I am a 25 year old University student from Montreal, studying to become a registered dietitian. I originally became interested in nutrition when a friend of mine told me about a program offered at McGill and it was by chance and choice that I decided to go into the program not fully aware of what it entailed. Fast forward to 4 years now, I am almost done with my degree and will be thrown into the meat market to be prodded and poked by other pros in my field.To be honest, I am the complete opposite of what you are used to describing a dietitian.
I do not diet, I do not calculate all my calories, I do not exercise and I do not care about what I eat, mostly when it's junk food!
So whyyyyyyyyyyy am I a dietitian? Because somewhere along the line of being a registered dietitian, I find my real passion of teaching within it. And as many of you may agree, every passion requires something to give up and although I could have become a teacher, this profession seems perfect for me in a very indirect way.
You see, I was an overweight child growing up. I had a lot of insecurities and I always thought until perhaps the age of 13 years old that I was not that fat, until I couldn't fit into a medium or a small, and needed the larger size.
I'll tell you about this one day where I was all of a sudden fascinated with buying overalls. Does anyone remember back in the 1990s, when overalls became a fad once again? I saw a lot of girls wearing a tank or tee with overalls... and I wanted to be one of them. So, I went to a mall with my dad, and my awkward brother and we met this teenage girl we knew from our community. She was working at a clothing store, and at this store, yes, they were selling overalls. So she picked a size (I said large just to be safe) and even that did not fit me. Not only did it not fit me, I got stuck in it! It wasn't coming off! So here I am, in a boxy changing room, 13 year old me stuck in a pair of overalls and this 19 year old girl, super skinny asking me if I'm okay, if I need another size, if she can come in..... and all I said was "I'm fine, just give me a second." After handing over the overalls and saying what was supposed to be "thanks anyways", I walked a little too fast coming out of that store, mumbled a little too quickly to make it look normal and I am sure that anybody with me would have felt my cheeks go red as I stormed out of that store. It's a very tiny example of some of the moments that I went through my teenage years with the embarrassment and the insecurities of feeling fat, because indeed as a child, yes, I knew something was different about me, but it didn't bother me as much as when I became a teenager.Over the years, I've lost weight, and over the recent year, I've practically gained much of it back.

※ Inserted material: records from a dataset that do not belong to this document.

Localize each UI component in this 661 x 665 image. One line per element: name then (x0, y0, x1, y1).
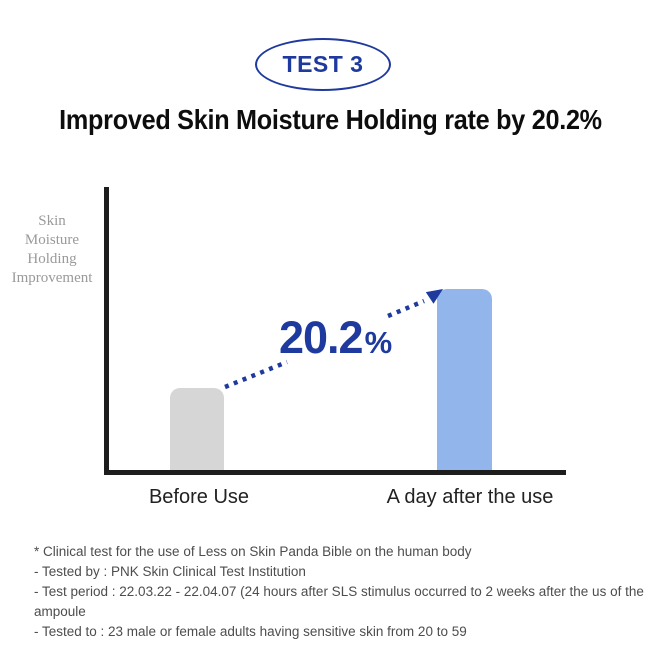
y-axis-label-line: Moisture (24, 232, 80, 248)
test-badge-label: TEST 3 (282, 51, 364, 77)
page-title: Improved Skin Moisture Holding rate by 2… (59, 104, 602, 135)
footnote-line: - Tested to : 23 male or female adults h… (34, 624, 467, 639)
improvement-unit: % (364, 325, 393, 360)
footnote-line: * Clinical test for the use of Less on S… (34, 544, 472, 559)
footnotes: * Clinical test for the use of Less on S… (34, 542, 651, 642)
improvement-value: 20.2 (279, 312, 364, 363)
y-axis-line (104, 187, 109, 475)
increase-arrow-segment (387, 298, 425, 319)
x-axis-line (104, 470, 566, 475)
footnote-line: - Tested by : PNK Skin Clinical Test Ins… (34, 564, 306, 579)
increase-arrow-segment (224, 359, 288, 390)
test-badge: TEST 3 (255, 38, 391, 91)
y-axis-label-line: Holding (27, 251, 77, 267)
y-axis-label-line: Skin (38, 213, 66, 229)
x-label-before-use: Before Use (148, 486, 250, 508)
y-axis-label: Skin Moisture Holding Improvement (0, 212, 104, 288)
y-axis-label-line: Improvement (11, 270, 93, 286)
bar-before-use (170, 388, 224, 470)
bar-after-use (437, 289, 492, 470)
improvement-annotation: 20.2% (279, 315, 392, 360)
x-label-after-use: A day after the use (386, 486, 554, 508)
footnote-line: - Test period : 22.03.22 - 22.04.07 (24 … (34, 584, 644, 619)
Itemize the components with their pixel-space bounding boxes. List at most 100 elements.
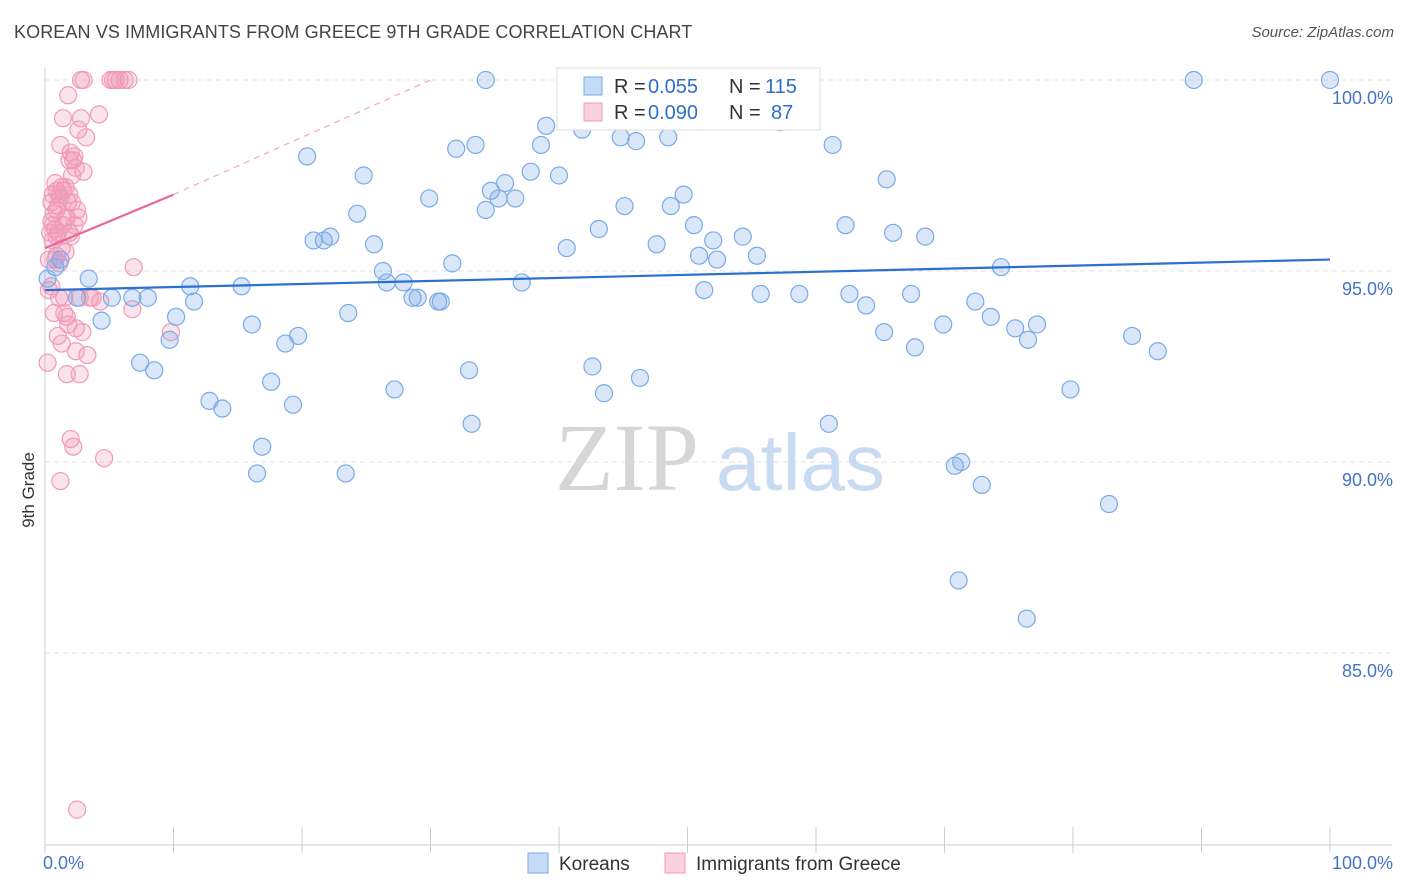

This is my blog- it is about... being "fat". It's about what I hope is my journey to thindom-- or something like it. I used to write a lot back in high school and I thought I was good. I can't say whether it still applies now but what I hope to do is to put myself accountable for my actions from now on. I don't care if no one reads this, in fact, I have a few people (family) I hope never get to read this...but this is simply for me.
So, dear reader, if you resonate in any way with my journey... with me and my daily challenges, write back! I'd love your feedback! I'll justifyingly so delete it if it's inappropriate or mean.
I'm Nida AKA Nidzster, and I hope you'll see "LESS" of me later!!!